Michael Hurley, president of CUPE’s Ontario Council of Hospital Unions (OCHU-CUPE), which represents 50,000 staff across the province, said the union sees an alarming pattern of staffing cuts to hospitals in Ontario because of provincial underfunding – a startling development considering the 2,000 patients waiting on stretchers daily in hospital hallways for beds and the 250,000 people waiting for surgeries in Ontario.

“Doug Ford’s government is cutting hospital budgets,” said Michael Hurley, president of OCHU-CUPE. “At a time when the Conservatives should be focused on meeting demand by opening new beds to reduce hallway healthcare, to cut wait-times and improve care, they are cutting funding and staffing. Hospitals like Joseph Brant are left cutting frontline positions to balance their budgets and patients are denied access or kept waiting for care. Frontline hospital staff just won’t accept that for our patients.”
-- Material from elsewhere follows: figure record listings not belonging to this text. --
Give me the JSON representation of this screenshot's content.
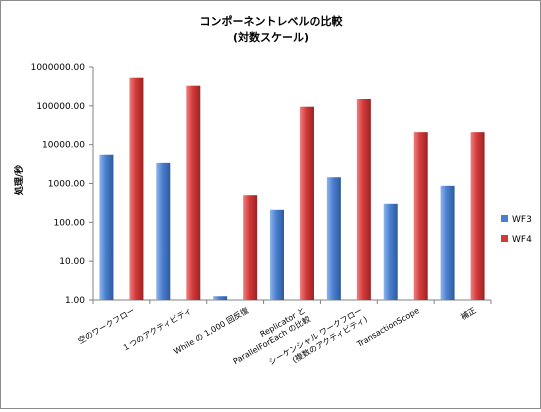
{
  "chart_data": {
    "type": "bar",
    "title": "コンポーネントレベルの比較",
    "subtitle": "(対数スケール)",
    "ylabel": "処理/秒",
    "xlabel": "",
    "yscale": "log",
    "ylim": [
      1,
      1000000
    ],
    "yticks": [
      "1.00",
      "10.00",
      "100.00",
      "1000.00",
      "10000.00",
      "100000.00",
      "1000000.00"
    ],
    "grid": false,
    "legend": "right",
    "categories": [
      [
        "空のワークフロー"
      ],
      [
        "１つのアクティビティ"
      ],
      [
        "While の 1,000 回反復"
      ],
      [
        "Replicator と",
        "ParallelForEach の比較"
      ],
      [
        "シーケンシャル ワークフロー",
        "(複数のアクティビティ)"
      ],
      [
        "TransactionScope"
      ],
      [
        "補正"
      ]
    ],
    "series": [
      {
        "name": "WF3",
        "color": "#4a7fcf",
        "values": [
          5500,
          3400,
          1.25,
          210,
          1450,
          300,
          870
        ]
      },
      {
        "name": "WF4",
        "color": "#d23a3a",
        "values": [
          530000,
          330000,
          500,
          95000,
          150000,
          21000,
          21000
        ]
      }
    ]
  }
}
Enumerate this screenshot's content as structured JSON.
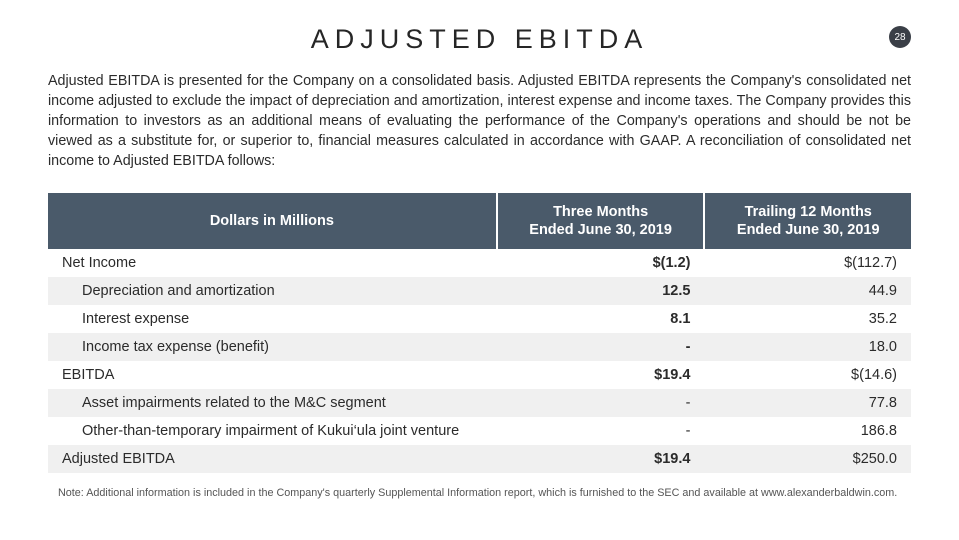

Research by OCHU-CUPE estimates that on average hospitals across Ontario should be increasing hospital staffing by about five per cent annually to meet rising demand.

Jacqui Curtis, registered practical nurse and president of CUPE 1065, said there was a dire need for more staff at Joseph Brant, as workplace morale was plummeting due to heavy workloads.

“We are seeing a growing volume of patients without a corresponding increase in staffing,” she said. “The decline in our working conditions is causing higher levels of exhaustion, anxiety, and burnout.”

Earlier this year, a survey commissioned by OCHU-CUPE found that a large percentage of the union’s hospital sector members were struggling with mental health issues as a direct result of their poor working conditions (62 per cent said they had high stress levels and 44 per cent said they had trouble sleeping).


“Frontline workers are critical to the functioning of a hospital, but it seems that this government has it in for us,” Curtis said. “You’d think the government would be investing in improving our working conditions and providing us resources to best serve patients. Instead, they cut our salaries with Bill 124 and demand that we do more and more with less – which is why we have a staffing crisis. These new cuts will drive more staff to leave and force patients to wait and wait.”